Cuando finalmente se separaron, sus ojos se encontraron de nuevo. Ella estaba sin aliento, sus labios enrojecidos y entreabiertos por la intensidad del beso. Había confusión en su mirada, sí, pero también algo más profundo, una conexión que él había estado esperando toda su vida. Heinz la miró, su pecho subiendo y bajando mientras intentaba controlar la tormenta de emociones que rugía en su interior.

—He venido a buscar lo que me debes… —dijo, su voz ronca y cargada de una seguridad inquebrantable—. No puedes casarte con nadie más, solo conmigo, porque… Tú, me perteneces, Ha-na… Mi flor.

Sus palabras salieron como un susurro, pero en la quietud de la sala se sintieron como un trueno. Sus ojos, oscuros y llenos de determinación, no se apartaron de los de ella. Levantó una mano, sus dedos acariciando suavemente la mejilla húmeda de Hana. La sintió temblar bajo su toque, pero no se retiró. Sus propios labios se curvaron en una leve sonrisa, una que reflejaba la certeza de su victoria, de su reclamación. Había esperado mucho tiempo para este momento, para tenerla en sus brazos, para decirle las palabras que siempre habían estado en su corazón.

Acariciarla así, sostenerla contra él, era como sostener un sueño hecho realidad. La calidez de su piel bajo sus dedos, el brillo de sus ojos aún empañados por las lágrimas... Todo eso le provocaba una oleada de emociones tan intensas que amenazaban con desbordarlo. Pero se mantuvo firme, su mirada fija en ella, transmitiéndole con sus ojos lo que aún no podía expresar con palabras.

—Lo siento. Pero ahora voy a robarte, Ha-na, mi flor —dijo Heinz con tranquilidad y convicción.

Heinz encorvó su cuerpo y cargó a Ha-na en sus brazos como su princesa y como si fuera su esposa. Caminó por la gran tarima blanca ante la vista y los murmullos de la gente sin que nada le importara.

—No se preocupen señor y señora Harada, no pienso hacerle daño a su hija. Yo la cuidaré —dijo él con una frialdad y poderío absoluto, también mirando a los hermanos de ella—. Además, la boda se ha cancelado.

Heinz abandonó el edificio de eventos y ante la mirada de otros extraños en la calle la ubicó en la silla del copiloto de su Ferrari negro y le aseguró el cinturón de seguridad. Luego subió y encendió el motor el cual rugió como un trueno surcando los cielos.

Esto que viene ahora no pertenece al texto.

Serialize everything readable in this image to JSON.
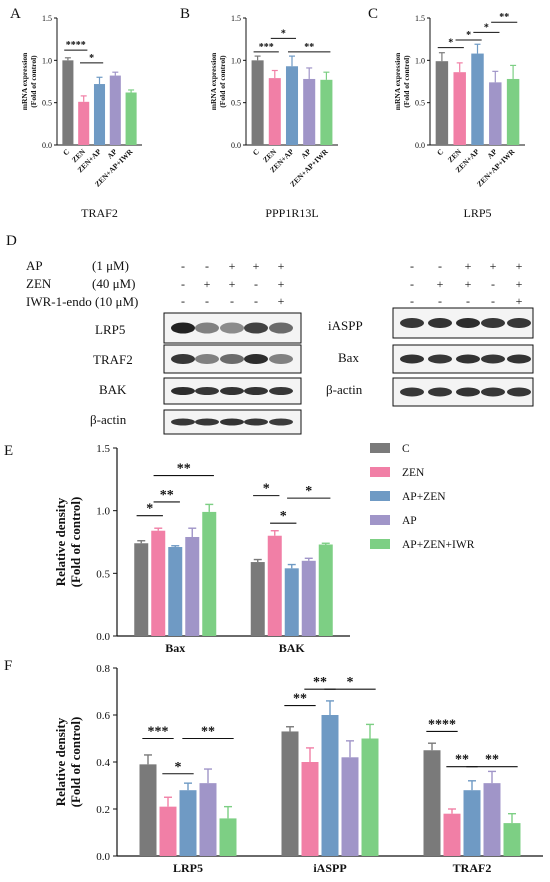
{
  "panel_letters": {
    "a": "A",
    "b": "B",
    "c": "C",
    "d": "D",
    "e": "E",
    "f": "F"
  },
  "colors": {
    "C": "#7a7a7a",
    "ZEN": "#f17fa6",
    "AP+ZEN": "#6f9ac4",
    "AP": "#a095c8",
    "AP+ZEN+IWR": "#7dcf84"
  },
  "chart_data": [
    {
      "type": "bar",
      "title": "TRAF2",
      "ylabel": "mRNA expression (Fold of control)",
      "ylabel_line1": "mRNA expression",
      "ylabel_line2": "(Fold of control)",
      "ylim": [
        0,
        1.5
      ],
      "yticks": [
        "0.0",
        "0.5",
        "1.0",
        "1.5"
      ],
      "categories": [
        "C",
        "ZEN",
        "ZEN+AP",
        "AP",
        "ZEN+AP+IWR"
      ],
      "values": [
        1.0,
        0.51,
        0.72,
        0.82,
        0.62
      ],
      "errors": [
        0.03,
        0.07,
        0.08,
        0.04,
        0.03
      ],
      "significance": [
        {
          "from": 0,
          "to": 1,
          "label": "****",
          "level": 1.12
        },
        {
          "from": 1,
          "to": 2,
          "label": "*",
          "level": 0.97
        }
      ]
    },
    {
      "type": "bar",
      "title": "PPP1R13L",
      "ylabel": "mRNA expression (Fold of control)",
      "ylabel_line1": "mRNA expression",
      "ylabel_line2": "(Fold of control)",
      "ylim": [
        0,
        1.5
      ],
      "yticks": [
        "0.0",
        "0.5",
        "1.0",
        "1.5"
      ],
      "categories": [
        "C",
        "ZEN",
        "ZEN+AP",
        "AP",
        "ZEN+AP+IWR"
      ],
      "values": [
        1.0,
        0.79,
        0.93,
        0.78,
        0.77
      ],
      "errors": [
        0.05,
        0.09,
        0.12,
        0.13,
        0.09
      ],
      "significance": [
        {
          "from": 0,
          "to": 1,
          "label": "***",
          "level": 1.1
        },
        {
          "from": 1,
          "to": 2,
          "label": "*",
          "level": 1.26
        },
        {
          "from": 2,
          "to": 4,
          "label": "**",
          "level": 1.1
        }
      ]
    },
    {
      "type": "bar",
      "title": "LRP5",
      "ylabel": "mRNA expression (Fold of control)",
      "ylabel_line1": "mRNA expression",
      "ylabel_line2": "(Fold of control)",
      "ylim": [
        0,
        1.5
      ],
      "yticks": [
        "0.0",
        "0.5",
        "1.0",
        "1.5"
      ],
      "categories": [
        "C",
        "ZEN",
        "ZEN+AP",
        "AP",
        "ZEN+AP+IWR"
      ],
      "values": [
        0.99,
        0.86,
        1.08,
        0.74,
        0.78
      ],
      "errors": [
        0.1,
        0.11,
        0.11,
        0.13,
        0.16
      ],
      "significance": [
        {
          "from": 0,
          "to": 1,
          "label": "*",
          "level": 1.15
        },
        {
          "from": 1,
          "to": 2,
          "label": "*",
          "level": 1.24
        },
        {
          "from": 2,
          "to": 3,
          "label": "*",
          "level": 1.33
        },
        {
          "from": 3,
          "to": 4,
          "label": "**",
          "level": 1.45
        }
      ]
    },
    {
      "type": "bar",
      "ylabel": "Relative density (Fold of control)",
      "ylabel_line1": "Relative density",
      "ylabel_line2": "(Fold of control)",
      "ylim": [
        0,
        1.5
      ],
      "yticks": [
        "0.0",
        "0.5",
        "1.0",
        "1.5"
      ],
      "categories": [
        "Bax",
        "BAK"
      ],
      "series": [
        {
          "name": "C",
          "values": [
            0.74,
            0.59
          ],
          "errors": [
            0.02,
            0.02
          ]
        },
        {
          "name": "ZEN",
          "values": [
            0.84,
            0.8
          ],
          "errors": [
            0.02,
            0.04
          ]
        },
        {
          "name": "AP+ZEN",
          "values": [
            0.71,
            0.54
          ],
          "errors": [
            0.01,
            0.03
          ]
        },
        {
          "name": "AP",
          "values": [
            0.79,
            0.6
          ],
          "errors": [
            0.07,
            0.02
          ]
        },
        {
          "name": "AP+ZEN+IWR",
          "values": [
            0.99,
            0.73
          ],
          "errors": [
            0.06,
            0.01
          ]
        }
      ],
      "legend_position": "right",
      "significance": [
        {
          "group": 0,
          "from": 0,
          "to": 1,
          "label": "*",
          "level": 0.96
        },
        {
          "group": 0,
          "from": 1,
          "to": 2,
          "label": "**",
          "level": 1.07
        },
        {
          "group": 0,
          "from": 1,
          "to": 4,
          "label": "**",
          "level": 1.28
        },
        {
          "group": 1,
          "from": 0,
          "to": 1,
          "label": "*",
          "level": 1.12
        },
        {
          "group": 1,
          "from": 1,
          "to": 2,
          "label": "*",
          "level": 0.9
        },
        {
          "group": 1,
          "from": 2,
          "to": 4,
          "label": "*",
          "level": 1.1
        }
      ]
    },
    {
      "type": "bar",
      "ylabel": "Relative density (Fold of control)",
      "ylabel_line1": "Relative density",
      "ylabel_line2": "(Fold of control)",
      "ylim": [
        0,
        0.8
      ],
      "yticks": [
        "0.0",
        "0.2",
        "0.4",
        "0.6",
        "0.8"
      ],
      "categories": [
        "LRP5",
        "iASPP",
        "TRAF2"
      ],
      "series": [
        {
          "name": "C",
          "values": [
            0.39,
            0.53,
            0.45
          ],
          "errors": [
            0.04,
            0.02,
            0.03
          ]
        },
        {
          "name": "ZEN",
          "values": [
            0.21,
            0.4,
            0.18
          ],
          "errors": [
            0.04,
            0.06,
            0.02
          ]
        },
        {
          "name": "AP+ZEN",
          "values": [
            0.28,
            0.6,
            0.28
          ],
          "errors": [
            0.03,
            0.06,
            0.04
          ]
        },
        {
          "name": "AP",
          "values": [
            0.31,
            0.42,
            0.31
          ],
          "errors": [
            0.06,
            0.07,
            0.05
          ]
        },
        {
          "name": "AP+ZEN+IWR",
          "values": [
            0.16,
            0.5,
            0.14
          ],
          "errors": [
            0.05,
            0.06,
            0.04
          ]
        }
      ],
      "significance": [
        {
          "group": 0,
          "from": 0,
          "to": 1,
          "label": "***",
          "level": 0.5
        },
        {
          "group": 0,
          "from": 1,
          "to": 2,
          "label": "*",
          "level": 0.35
        },
        {
          "group": 0,
          "from": 2,
          "to": 4,
          "label": "**",
          "level": 0.5
        },
        {
          "group": 1,
          "from": 0,
          "to": 1,
          "label": "**",
          "level": 0.64
        },
        {
          "group": 1,
          "from": 1,
          "to": 2,
          "label": "**",
          "level": 0.71
        },
        {
          "group": 1,
          "from": 2,
          "to": 4,
          "label": "*",
          "level": 0.71
        },
        {
          "group": 2,
          "from": 0,
          "to": 1,
          "label": "****",
          "level": 0.53
        },
        {
          "group": 2,
          "from": 1,
          "to": 2,
          "label": "**",
          "level": 0.38
        },
        {
          "group": 2,
          "from": 2,
          "to": 4,
          "label": "**",
          "level": 0.38
        }
      ]
    }
  ],
  "blot": {
    "treatments": [
      {
        "name": "AP",
        "conc": "(1 μM)",
        "signs": [
          "-",
          "-",
          "+",
          "+",
          "+"
        ]
      },
      {
        "name": "ZEN",
        "conc": "(40 μM)",
        "signs": [
          "-",
          "+",
          "+",
          "-",
          "+"
        ]
      },
      {
        "name": "IWR-1-endo (10 μM)",
        "conc": "",
        "signs": [
          "-",
          "-",
          "-",
          "-",
          "+"
        ]
      }
    ],
    "left_bands": [
      "LRP5",
      "TRAF2",
      "BAK",
      "β-actin"
    ],
    "right_bands": [
      "iASPP",
      "Bax",
      "β-actin"
    ]
  }
}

Heinz mantuvo la mirada fija en el camino mientras el motor del Ferrari rugía bajo sus manos, su sonido profundo y poderoso resonaba en la silenciosa noche. La oscuridad de la carretera se extendía ante ellos como un lienzo vacío, y él lo veía como el comienzo de algo nuevo, una oportunidad para arrebatar del destino lo que siempre había sentido como suyo. Hana estaba a su lado, su presencia palpable, el calor de su cuerpo aún irradiando hacia él aunque no la mirara directamente. La había colocado en el asiento del copiloto con una mezcla de cuidado y autoridad, como si fuera la joya más preciada que había decidido proteger a cualquier costo.

Mientras aceleraba, la furia y la determinación que lo habían impulsado momentos antes se fusionaban ahora con un sentido de propiedad inquebrantable. Él había reclamado a Hana de manera definitiva. Ella le pertenecía. Había ido a ese lugar con la intención de observar, de ser testigo de su felicidad, pero no había sido capaz de contenerse cuando vio su mundo hecho pedazos ante sus propios ojos. Ahora, al sentir el volante bajo sus manos y la carretera que se extendía ante él, supo que había tomado la decisión correcta. No permitiría que nadie más la hiriera. No permitiría que alguien más se interpusiera entre ellos.

El Ferrari se desplazaba por la carretera como una bestia indomable, el sonido del motor resonando en sus oídos y vibrando en su pecho. Cada aceleración, cada cambio de marcha, era una liberación de la rabia contenida, una forma de canalizar todo lo que sentía. Hana estaba a salvo con él ahora, lejos de las miradas inquisitivas, lejos de las traiciones. Giró la cabeza por un breve instante para verla. Estaba allí, inmóvil, sus ojos oscuros y sorprendidos miraban hacia adelante, probablemente sin saber qué pensar, qué sentir. Podía ver las lágrimas aún frescas en su rostro, el rastro del dolor que acababa de vivir. Una mezcla de compasión y posesión lo atravesó.